Bien que plein d’allusions louches, ce roman regorge d’aphorisme brillants, contextualisés dans d’opulentes mises en scène typiques de la noblesse anglaise de la fin du 19e siècle.
La qualité majeure du récit repose en son personnage principal et sa beauté « maladive ». Ceux qui se laissent fasciner par Dorian Gray, éternel Adonis à l’écart des marques du temps et de la vie, tomberont de haut. Combien de suicides aura déclenchés cet être aussi beau qu’ignoble?

Par sa magie sous-jacente et son verbe révélateur, Le portrait de Dorian Gray entachera ma pensée et ma manière de m’exprimer.

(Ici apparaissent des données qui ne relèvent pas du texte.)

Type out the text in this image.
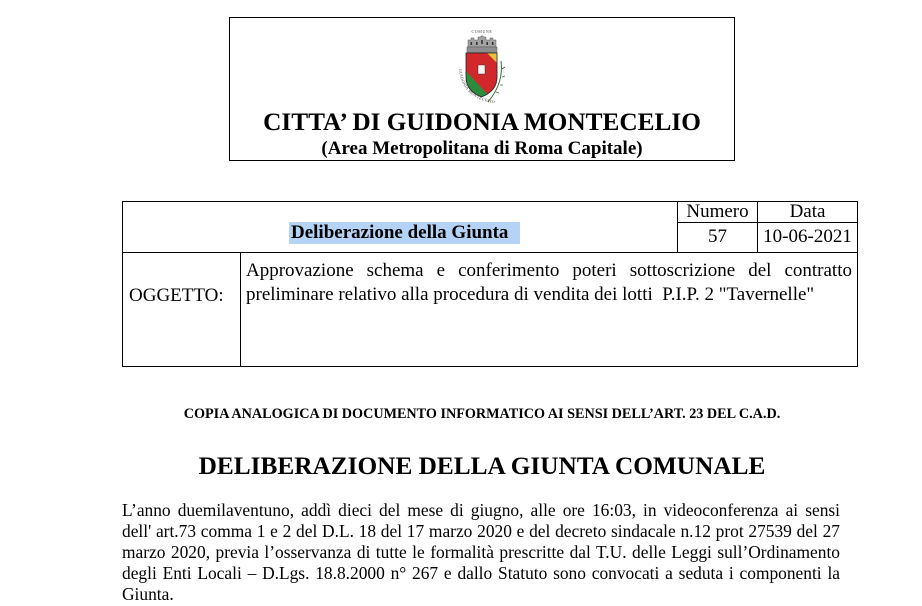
COMUNE
GUIDONIA MONTECELIO
CITTA’ DI GUIDONIA MONTECELIO
(Area Metropolitana di Roma Capitale)
Deliberazione della Giunta
Numero	Data
57	10-06-2021
OGGETTO:
Approvazione schema e conferimento poteri sottoscrizione del contratto
preliminare relativo alla procedura di vendita dei lotti  P.I.P. 2 "Tavernelle"
COPIA ANALOGICA DI DOCUMENTO INFORMATICO AI SENSI DELL’ART. 23 DEL C.A.D.
DELIBERAZIONE DELLA GIUNTA COMUNALE
L’anno duemilaventuno, addì dieci del mese di giugno, alle ore 16:03, in videoconferenza ai sensi
dell' art.73 comma 1 e 2 del D.L. 18 del 17 marzo 2020 e del decreto sindacale n.12 prot 27539 del 27
marzo 2020, previa l’osservanza di tutte le formalità prescritte dal T.U. delle Leggi sull’Ordinamento
degli Enti Locali – D.Lgs. 18.8.2000 n° 267 e dallo Statuto sono convocati a seduta i componenti la
Giunta.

Par exemple, je me réclamerai de cette noblesse snobinarde, incarnée par Lord Henry, meilleur ami de Dorian Gray. (!)
Son attitude sophistiquée, ironique, sarcastique, nihiliste, impreignée de philosophie et de connaissances étoffées, marquée par la contradiction et le raffinement, resteront en ma mémoire pour longtemps.
Magique et profond, ce classique de la Littérature renferme des trésors, dont la brillance affine la perception de l’observateur ébloui.